А вот Буранов не нервничал. Сколько вначале не срывался, а волю, должно быть, уже выработал. Писал он легко. Положив перед собой стопку бумаги, обмакивал перо в чернила (благо стараньями заботливой уборщицы их было наведено для каждого стола по бутылке), печатными буквами вырисовывал заголовок, потом без запиночки, без помарки наматывал строчки текста на любую тему. «Основное, – смеялся Буранов, – это заголовок и подпись». Зиночка поднимала на меня страдальческие пшеничные глаза. Смотри-де, как навострился твой дружок, теперь уж и о паровозе не вспоминает, а ты все черкаешь, черкаешь, аж и сам почернел весь. Конечно, жалела меня.
Редактор же подзадоривал, жмурясь:
– Помучишься – научишься.
Кроме всего прочего, я занялся еще сочинительством стихов и пробовал свои силенки в писании коротких рассказов. Правда, в газету не предлагал. Однажды, однако, показал Валентине Александровне. Стихи она пробежала и отодвинула в сторону, а из рассказов один взяла для газеты.
– Не зря работал над словом. Как бубенчики зазвенели.
Похвала эта еще сильнее привязала меня к письменному столу. Легко ничего мне не давалось. Зато и сладко бывало, когда приходила удача.

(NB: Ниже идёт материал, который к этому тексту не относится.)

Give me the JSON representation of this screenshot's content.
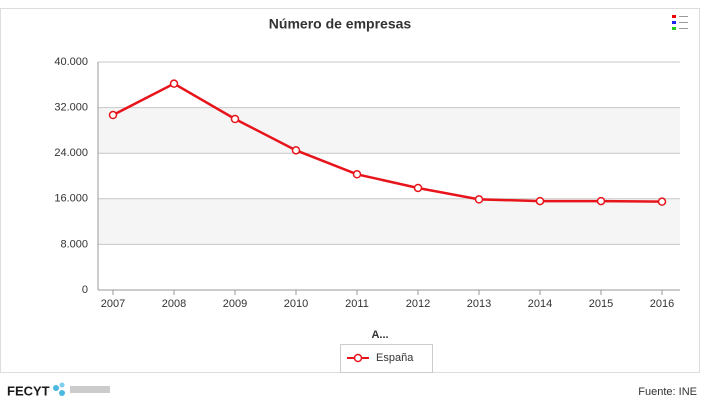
{
  "chart_data": {
    "type": "line",
    "title": "Número de empresas",
    "x_label": "A...",
    "categories": [
      "2007",
      "2008",
      "2009",
      "2010",
      "2011",
      "2012",
      "2013",
      "2014",
      "2015",
      "2016"
    ],
    "series": [
      {
        "name": "España",
        "color": "#e8141b",
        "values": [
          30700,
          36200,
          30000,
          24500,
          20300,
          17900,
          15900,
          15600,
          15600,
          15500
        ]
      }
    ],
    "ylim": [
      0,
      40000
    ],
    "yticks": [
      {
        "value": 0,
        "label": "0"
      },
      {
        "value": 8000,
        "label": "8.000"
      },
      {
        "value": 16000,
        "label": "16.000"
      },
      {
        "value": 24000,
        "label": "24.000"
      },
      {
        "value": 32000,
        "label": "32.000"
      },
      {
        "value": 40000,
        "label": "40.000"
      }
    ],
    "grid": true,
    "legend": "bottom"
  },
  "footer": {
    "logo": "FECYT",
    "source": "Fuente: INE"
  }
}
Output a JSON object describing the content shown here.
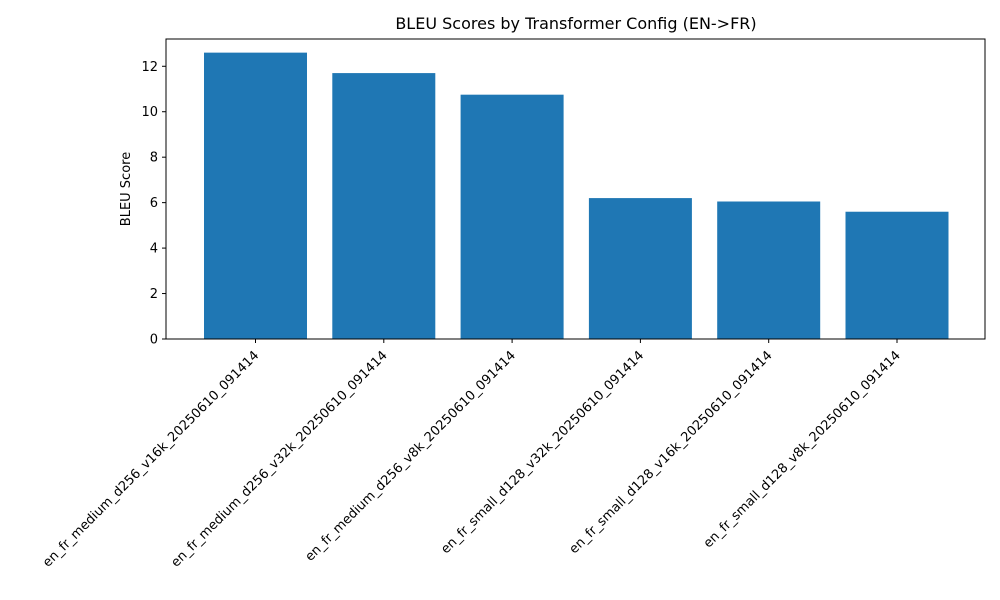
{
  "chart_data": {
    "type": "bar",
    "title": "BLEU Scores by Transformer Config (EN->FR)",
    "xlabel": "",
    "ylabel": "BLEU Score",
    "ylim": [
      0,
      13.2
    ],
    "yticks": [
      0,
      2,
      4,
      6,
      8,
      10,
      12
    ],
    "bar_color": "#1f77b4",
    "grid": false,
    "categories": [
      "en_fr_medium_d256_v16k_20250610_091414",
      "en_fr_medium_d256_v32k_20250610_091414",
      "en_fr_medium_d256_v8k_20250610_091414",
      "en_fr_small_d128_v32k_20250610_091414",
      "en_fr_small_d128_v16k_20250610_091414",
      "en_fr_small_d128_v8k_20250610_091414"
    ],
    "values": [
      12.6,
      11.7,
      10.75,
      6.2,
      6.05,
      5.6
    ]
  }
}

Ничуть не свободнее стало мне и на подготовительных курсах института журналистики. Многие приехали со средним образованием, тягаться с ними было нелегко. После лекций и занятий я целыми вечерами просиживал в библиотеке. Как я берег время, а мне все равно не хватало его. На классных занятиях я больше помалкивал, редко просил слова. Сидевший рядом со мной холеный, с огненным клинышком бородки, розовый красавчик хмыкал:
– Что, не по плечу ноша?
– Тяжеловата, – признавался я.
– А ты думал со справкой приходской школы здесь усидеть? Ха…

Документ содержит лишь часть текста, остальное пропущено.